In 1986 Mike Tyson became boxing’s youngest heavyweight champion, Frank Zappa played a crime boss during a hilarious guest appearance on “Miami Vice,” Geraldo Rivera showed us exactly what was in Al Capone’s vault and Van Halen began their first tour with new lead singer Sammy Hagar.
1986 was also the year that Mike Anderson became part owner of Schmidt’s Home Appliances here on Bainbridge Island.
Not even a year later the business, which at the time specialized in used appliances and repair services, moved into a downtown location on Winslow Way.
Ask Anderson and his wife Joyce about those early days in the old shop on the Bainbridge Island of yore and you’ll hear incredible fantasies about a downtown full of available parking spaces, vacation homes with unlocked doors and a traffic light-free route into Silverdale.
Could such a place have ever really existed?
It must have, and we have proof.
We have proof in the Andersons themselves, and in the pleasant small-town way in which they continue to run their business these days — albeit in a new building at 750 Ericksen Ave. NE.
“We’re very blessed, there’s just no other word,” Mike Anderson said. “Thinking how humbling it was to come from used appliances, and a beat-up $500 pickup truck, to where we are today with this beautiful store.”
November of this year will mark the 10th anniversary of Schmidt’s in the current location. The milestone coincides perfectly with the Andersons’ decision to enter a stage of semi-retirement starting this month, to pursue personal travels and spend time with their grandson, and to leave the daily aspects of the store to general manager Eric Nelson.
“After about five years we started looking for a new space,” Joyce Anderson said of the store’s move from downtown, citing increased traffic of both the auto and foot variety as the main reasons they decided to move the store. “It was a great space, but [there was] no parking downtown and it started to get really bad. The wonderful Blackbird Bakery moved in, and then our alleyway of ingress [and] egress was totally clogged all the time.”
Though the store will maintain the same policies of support and customer education, based on the Andersons’ belief in honest customer relations and low pressure sales, the repair service aspect of the business will cease this month.
“The service is going away,” Mike Anderson explained. “The thing of it is, industry-wide, we’re probably one of the last of the dinosaurs. Our philosophy has always been the full meal deal, it [was] the complete package.”
Anderson said that the decline in the offer of repair services across the industry was a reflection on the new expectations of consumers. Appliances today are not meant to last as long as they once were and, often enough, it is cheaper and easier to purchase a newer model than it is to fix an old one, he said.
“When I go over to training seminars that Bosch puts on, or Samsung or any of these guys, when I look around the numbers [of attendees] are getting smaller and smaller,” Anderson said. “The participants, they’re getting older.”
Despite all of the changes to the town they serve, the Andersons both agree that Bainbridge Island is still the same great little American town it was in many ways, which may be why they’re not ready to completely leave just yet.
Moving back and forth between here and Hawaii, to see family and still be involved in the business, is what they want to do right now, Joyce Anderson explained.
“It’s been a real honor to be able to be so vested in our community,” she said. “We ended up here because of how wonderful it was.
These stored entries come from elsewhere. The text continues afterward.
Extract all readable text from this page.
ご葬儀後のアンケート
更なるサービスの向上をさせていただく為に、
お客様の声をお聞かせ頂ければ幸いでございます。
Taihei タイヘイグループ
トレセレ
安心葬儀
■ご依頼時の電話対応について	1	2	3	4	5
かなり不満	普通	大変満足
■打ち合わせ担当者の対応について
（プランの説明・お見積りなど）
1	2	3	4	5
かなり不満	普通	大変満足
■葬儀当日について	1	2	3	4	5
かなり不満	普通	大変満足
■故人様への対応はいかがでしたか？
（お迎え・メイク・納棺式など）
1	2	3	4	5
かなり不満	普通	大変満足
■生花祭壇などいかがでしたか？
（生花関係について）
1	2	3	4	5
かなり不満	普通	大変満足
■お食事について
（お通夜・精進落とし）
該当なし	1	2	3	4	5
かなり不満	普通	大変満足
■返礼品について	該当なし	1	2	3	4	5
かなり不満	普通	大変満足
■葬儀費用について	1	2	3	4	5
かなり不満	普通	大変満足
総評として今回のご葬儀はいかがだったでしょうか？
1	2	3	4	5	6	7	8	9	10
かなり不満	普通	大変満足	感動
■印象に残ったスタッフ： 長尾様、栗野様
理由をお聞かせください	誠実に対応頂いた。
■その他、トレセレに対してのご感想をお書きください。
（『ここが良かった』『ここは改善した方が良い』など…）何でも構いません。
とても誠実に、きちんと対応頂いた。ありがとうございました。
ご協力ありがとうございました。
This [place] was ideal for us.”
“It still is,” her husband agreed. “As much as it’s changed since Joyce and I moved here in 1978, as much as it’s changed in those years we [still] get people who move over here from the Eastside — or from Chicago or wherever — and they have just such amazement in their eyes, as much as we did back in ’78.”
Even as the Andersons prepare to spend some time away from Bainbridge, island shoppers can rest assured that their practical and personal way of doing things will remain alive and well at Schimidt’s Home Appliances.
“It’s very hard, when you’ve dedicated your life to serving a community, to just let go,” Mike Anderson said. “That’s why we’re not selling the business. We’re leaving it in incredibly capable hands, and we’re still keeping our fingers in it. Because we do care. We care very deeply. It’s not easy to say goodbye to your life.”